Клонотеки генов: получение
На рис. II.8 представлена схема конструирования клонотеки геномной ДНК с использованием космидного вектора . Общие принципы получения клонотек генов приложимы и к другим векторам, плазмидным или фаговым.
На первом этапе осуществляют подготовку вектора и клонируемой ДНК. Космидный вектор расщепляют рестриктазами BamHI и SmaI, причем рестриктаза SmaI расщепляет ДНК с образованием "тупых" концов. В результате образуются два "плеча" космидного вектора, содержащих область начала репликации ori , используемую системой репликации бактериальных клеток, и два селектируемых маркера, которые представляют собой гены устойчивости к антибиотикам - ампициллину (Ampr) и канамицину (Kanr) , а также два cos-сайта хромосомы бактериофага лямбда. Параллельно получают препараты высокомолекулярной ДНК, которую необходимо клонировать.
Геномную ДНК подвергают частичному гидролизу мелкощепящей рестриктазой MboI (узнает последовательность из четырех нуклеотидов GATC, которые комплементарны "липким" концам, образуемым рестриктазой BamHI). Время рестрикции и концентрацию фермента подбирают таким образом, чтобы средняя длина образующихся фрагментов ДНК составляла 35-45 т.п.о. Обогащенную фракцию фрагментов ДНК далее получают центрифугированием смеси рестрикционных фрагментов в градиенте концентрации сахарозы и лигируют с приготовленными "плечами" вектора в условиях, при которых образование сшивок по "тупым" концам минимально. При этом, помимо требуемых молекул рекомбинантных ДНК, могут образовываться и артефактные молекулы, которые не будут упаковываться в фаговые частицы либо из-за их неоптимального размера, либо вследствие неправильной ориентации cos-сайтов.

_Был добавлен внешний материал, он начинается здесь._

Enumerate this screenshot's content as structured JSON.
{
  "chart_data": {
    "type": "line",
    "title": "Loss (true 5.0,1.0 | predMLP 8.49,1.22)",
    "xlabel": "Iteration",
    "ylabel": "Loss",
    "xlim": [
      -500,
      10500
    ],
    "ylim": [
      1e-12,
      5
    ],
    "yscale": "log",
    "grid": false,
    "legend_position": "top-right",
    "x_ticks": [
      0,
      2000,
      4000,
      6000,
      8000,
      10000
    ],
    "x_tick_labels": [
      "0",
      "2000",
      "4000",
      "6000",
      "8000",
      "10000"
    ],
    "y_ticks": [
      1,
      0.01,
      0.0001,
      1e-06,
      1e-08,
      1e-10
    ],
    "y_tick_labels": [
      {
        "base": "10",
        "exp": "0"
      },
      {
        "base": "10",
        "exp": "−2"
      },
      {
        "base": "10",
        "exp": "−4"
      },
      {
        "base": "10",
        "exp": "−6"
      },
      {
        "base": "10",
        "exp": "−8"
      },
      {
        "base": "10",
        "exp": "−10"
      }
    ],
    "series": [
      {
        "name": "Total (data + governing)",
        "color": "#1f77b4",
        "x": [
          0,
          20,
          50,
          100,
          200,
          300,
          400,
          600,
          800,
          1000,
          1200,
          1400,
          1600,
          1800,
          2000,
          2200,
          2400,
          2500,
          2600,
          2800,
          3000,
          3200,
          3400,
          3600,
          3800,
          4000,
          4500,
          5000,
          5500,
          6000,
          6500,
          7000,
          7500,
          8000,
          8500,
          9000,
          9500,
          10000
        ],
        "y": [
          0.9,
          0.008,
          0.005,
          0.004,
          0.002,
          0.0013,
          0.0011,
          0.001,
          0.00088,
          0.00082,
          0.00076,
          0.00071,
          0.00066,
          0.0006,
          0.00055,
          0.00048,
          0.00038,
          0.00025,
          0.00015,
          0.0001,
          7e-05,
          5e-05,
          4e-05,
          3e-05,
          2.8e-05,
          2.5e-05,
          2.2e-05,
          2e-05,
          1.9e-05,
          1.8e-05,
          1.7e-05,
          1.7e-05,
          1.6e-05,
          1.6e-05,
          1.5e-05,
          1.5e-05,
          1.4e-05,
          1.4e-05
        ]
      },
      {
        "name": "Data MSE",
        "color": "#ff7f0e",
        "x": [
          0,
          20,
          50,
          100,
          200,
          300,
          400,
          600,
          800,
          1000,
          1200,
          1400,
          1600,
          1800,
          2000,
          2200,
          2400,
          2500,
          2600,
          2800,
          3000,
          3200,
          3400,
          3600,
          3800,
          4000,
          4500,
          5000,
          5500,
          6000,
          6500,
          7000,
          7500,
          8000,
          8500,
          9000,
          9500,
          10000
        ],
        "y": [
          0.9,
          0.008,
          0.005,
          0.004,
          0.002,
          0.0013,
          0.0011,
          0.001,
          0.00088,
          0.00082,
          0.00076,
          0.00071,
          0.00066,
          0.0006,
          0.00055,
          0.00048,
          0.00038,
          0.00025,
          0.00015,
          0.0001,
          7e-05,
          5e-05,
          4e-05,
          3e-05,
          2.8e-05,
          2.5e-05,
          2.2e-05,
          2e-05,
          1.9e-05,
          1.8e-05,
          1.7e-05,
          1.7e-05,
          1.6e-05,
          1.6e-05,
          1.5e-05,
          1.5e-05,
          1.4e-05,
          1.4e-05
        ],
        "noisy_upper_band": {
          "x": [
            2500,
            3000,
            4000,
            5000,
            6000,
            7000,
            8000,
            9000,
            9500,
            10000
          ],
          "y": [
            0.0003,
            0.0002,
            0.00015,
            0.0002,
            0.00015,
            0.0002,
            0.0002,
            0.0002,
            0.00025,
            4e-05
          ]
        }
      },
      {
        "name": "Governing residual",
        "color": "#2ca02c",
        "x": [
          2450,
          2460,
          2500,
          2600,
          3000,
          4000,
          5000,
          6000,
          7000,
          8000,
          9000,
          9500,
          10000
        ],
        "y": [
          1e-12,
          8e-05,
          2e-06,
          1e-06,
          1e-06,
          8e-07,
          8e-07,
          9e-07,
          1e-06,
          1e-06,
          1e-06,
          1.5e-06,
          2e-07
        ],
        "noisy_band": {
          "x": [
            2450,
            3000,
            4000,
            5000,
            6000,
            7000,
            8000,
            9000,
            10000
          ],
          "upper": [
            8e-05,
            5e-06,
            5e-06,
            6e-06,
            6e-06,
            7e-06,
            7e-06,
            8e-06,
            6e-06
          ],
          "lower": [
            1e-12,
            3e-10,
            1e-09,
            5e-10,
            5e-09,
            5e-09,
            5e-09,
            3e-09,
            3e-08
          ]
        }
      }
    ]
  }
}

Полученную после лигирования смесь молекул рекомбинантных ДНК упаковывают в фаговые частицы стандартным способом, и образовавшимися фаговыми частицами заражают подходящие бактериальные клетки. В итоге колонии бактериальных клеток, которые выросли в присутствии антибиотиков, должны заключать в себе различные последовательности нуклеотидов клонируемой ДНК приблизительно одинаковой длины.

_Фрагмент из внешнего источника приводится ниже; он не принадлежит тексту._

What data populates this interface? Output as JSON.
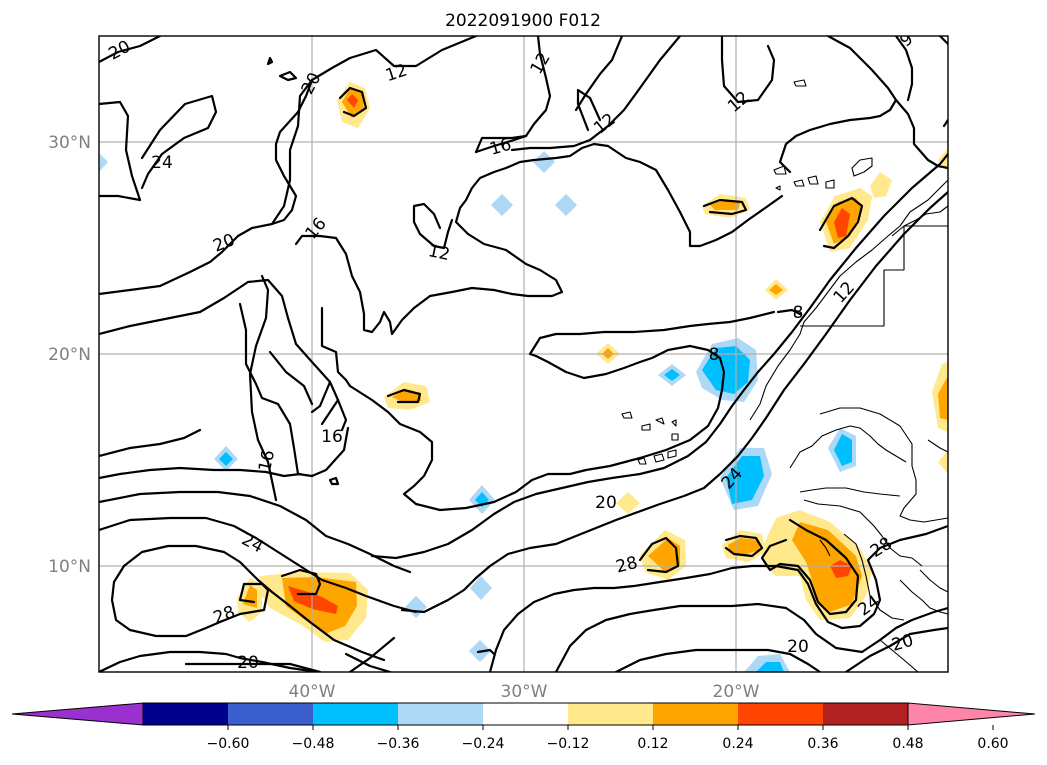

Для получения репрезентативных клонотек генов следует помнить о необходимости случайной фрагментации клонируемой высокомолекулярной ДНК, с тем чтобы все участки генома в образующейся смеси фрагментов были представлены равновероятно. Кроме того, размеры образуемых фрагментов ДНК должны соответствовать емкости вектора, используемого для их клонирования. Так, для клонирования в космидах необходимо получать фрагменты ДНК длиной 35-45 т.п.о., тогда как для клонирования в фаговых векторах типа Charon и плазмидах эти размеры должны составлять соответственно 20-24 и 1,5-3,0 т.п.о. Чем короче фрагменты, используемые для получения библиотек генов, и чем сложнее исследуемый геном, тем большее число клонов необходимо получить, чтобы клонотека была полной. Например, для того, чтобы создать геномную клонотеку бактерий из фрагментов ДНК длиной в 20 т.п.о., в которой любая последовательность была бы представлена с вероятностью 99%, в ней необходимо иметь 460 клонов, для млекопитающих это число возрастает до 600000, а для покрытосеменных растений примерно в 10 раз больше. Отсюда следует, что для получения репрезентативных клонотек генов бактерий достаточно плазмидных векторов, несмотря на их небольшую емкость, а для создания полных клонотек генов млекопитающих или растений использование плазмидных векторов бесперспективно, так как потребовало бы поддержания в клонотеке огромного количества клонов, многие из которых с большой вероятностью могут быть утрачены.